Karena dikelilingi oleh kehendak untuk berkuasa, manusia pun terdorong untuk mencipta dunia. Tindak mencipta dianggap sebagai dorongan alamiah dan bahkan kebutuhan eksistensial manusia. Dalam arti ini, manusia bukanlah subjek seutuhnya, karena ia merupakan bentuk konkret saja dari kehendak untuk berkuasa.

Saya sepakat dengan Nietzsche. kekuasaan bukan untuk diingkari, melainkan untuk diraih, dirayakan, dan digunakan untuk mencipta, bukan untuk bertindak korup. Catatan saya bukanlah bentuk ketidaksetujuan, melainkan sekadar pemikiran untuk mengekspresikan kehendak untuk berkuasa secara kontekstual.

Yang pertama tentu kita harus mengakui bahwa diri kita merindukan kekuasaan dalam segala bentuknya. Yang kedua, fakta alamiah ini kita tafsirkan dan pahami dengan kerangka berpikir Humanisti Kantian yang menjadikan manusia sebagai tujuan dari segala sesuatu. Yang ketiga, kehendak untuk berkuasa, setelah ditafsirkan secara humanistik, harus diterapkan secara indah.

Artinya, penerapan kehendak untuk berkuasa di dalam kehidupan harus memiliki aspek estetik yang tepat dan mendalam. Keindahan ini mencakup mulai desain penerapan kekuasaan (termasuk rencana, tata kelola, evaluasi, danciri fisik), sampai dengan fungsi kontrol yang sudah ada di dalam kekuasaan itu sendiri.

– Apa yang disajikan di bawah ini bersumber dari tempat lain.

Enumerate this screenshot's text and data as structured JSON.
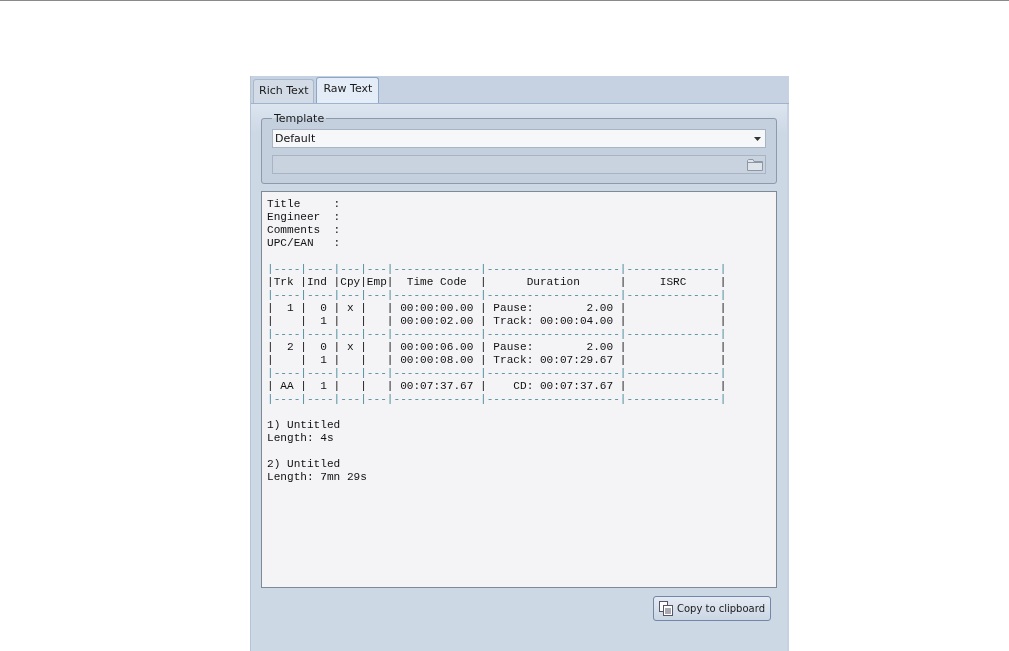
{
  "tabs": [
    {
      "label": "Rich Text",
      "selected": false
    },
    {
      "label": "Raw Text",
      "selected": true
    }
  ],
  "template": {
    "legend": "Template",
    "dropdown": {
      "value": "Default"
    },
    "path_field": {
      "disabled": true
    }
  },
  "raw_text": [
    {
      "kind": "text",
      "text": "Title     :"
    },
    {
      "kind": "text",
      "text": "Engineer  :"
    },
    {
      "kind": "text",
      "text": "Comments  :"
    },
    {
      "kind": "text",
      "text": "UPC/EAN   :"
    },
    {
      "kind": "blank"
    },
    {
      "kind": "rule",
      "text": "|----|----|---|---|-------------|--------------------|--------------|"
    },
    {
      "kind": "text",
      "text": "|Trk |Ind |Cpy|Emp|  Time Code  |      Duration      |     ISRC     |"
    },
    {
      "kind": "rule",
      "text": "|----|----|---|---|-------------|--------------------|--------------|"
    },
    {
      "kind": "text",
      "text": "|  1 |  0 | x |   | 00:00:00.00 | Pause:        2.00 |              |"
    },
    {
      "kind": "text",
      "text": "|    |  1 |   |   | 00:00:02.00 | Track: 00:00:04.00 |              |"
    },
    {
      "kind": "rule",
      "text": "|----|----|---|---|-------------|--------------------|--------------|"
    },
    {
      "kind": "text",
      "text": "|  2 |  0 | x |   | 00:00:06.00 | Pause:        2.00 |              |"
    },
    {
      "kind": "text",
      "text": "|    |  1 |   |   | 00:00:08.00 | Track: 00:07:29.67 |              |"
    },
    {
      "kind": "rule",
      "text": "|----|----|---|---|-------------|--------------------|--------------|"
    },
    {
      "kind": "text",
      "text": "| AA |  1 |   |   | 00:07:37.67 |    CD: 00:07:37.67 |              |"
    },
    {
      "kind": "rule",
      "text": "|----|----|---|---|-------------|--------------------|--------------|"
    },
    {
      "kind": "blank"
    },
    {
      "kind": "text",
      "text": "1) Untitled"
    },
    {
      "kind": "text",
      "text": "Length: 4s"
    },
    {
      "kind": "blank"
    },
    {
      "kind": "text",
      "text": "2) Untitled"
    },
    {
      "kind": "text",
      "text": "Length: 7mn 29s"
    }
  ],
  "copy_button": {
    "label": "Copy to clipboard"
  }
}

Keinginan untuk memperkaya diri adalah hal yang manusiawi. Hal yang wajar jika sekarang kekayaan dapat mengubah seseorang. Yang awalnya tidak dihormati karena dia kaya, maka pasti banyak orang yang segan terhadapnya. Kehendak untuk berkuasa tersebut sejatinya selalu ada dalam jiwa manusia, tergantung manusianya dimanfaatkan sebaik-baiknya atau malah dibuang sia-sia dengan keputusan mendekam di penjara.

Melalui pemikiran Nietzsche ini, pengurus, kader, dan simpatisan partai politik perlu menerapkan dan mengamalkan ketika menjalankan tugasnya. Sehingga perubahan tersebut setidaknya bisa mengurangi pesimistis masyarakat untuk partai politik yang semakin pragmatis ini. Bisa dibilang, partai politik perlu berkaca melalui filsafat untuk para kadernya, terutama pemikiran Friedrich Nietzsche. 

Tampaknya Presiden Joko Widodo menyuarakan semangat anti-korupsi dengan melibatkan masyarakat secara langsung. Dengan menerbitkan Peraturan Pemerintah Nomor 43 Tahun 2018, kini pelapor kasus korupsi dan suap bisa mendapat hadiah hingga Rp200 juta. 

PP itu mengatur tata cara pelaksanaan peran serta masyarakat dan pemberian penghargaan dalam pencegahan dan pemberantasan tindak pidana korupsi. PP tersebut diteken oleh Presiden Jokowi pada 18 September 2018.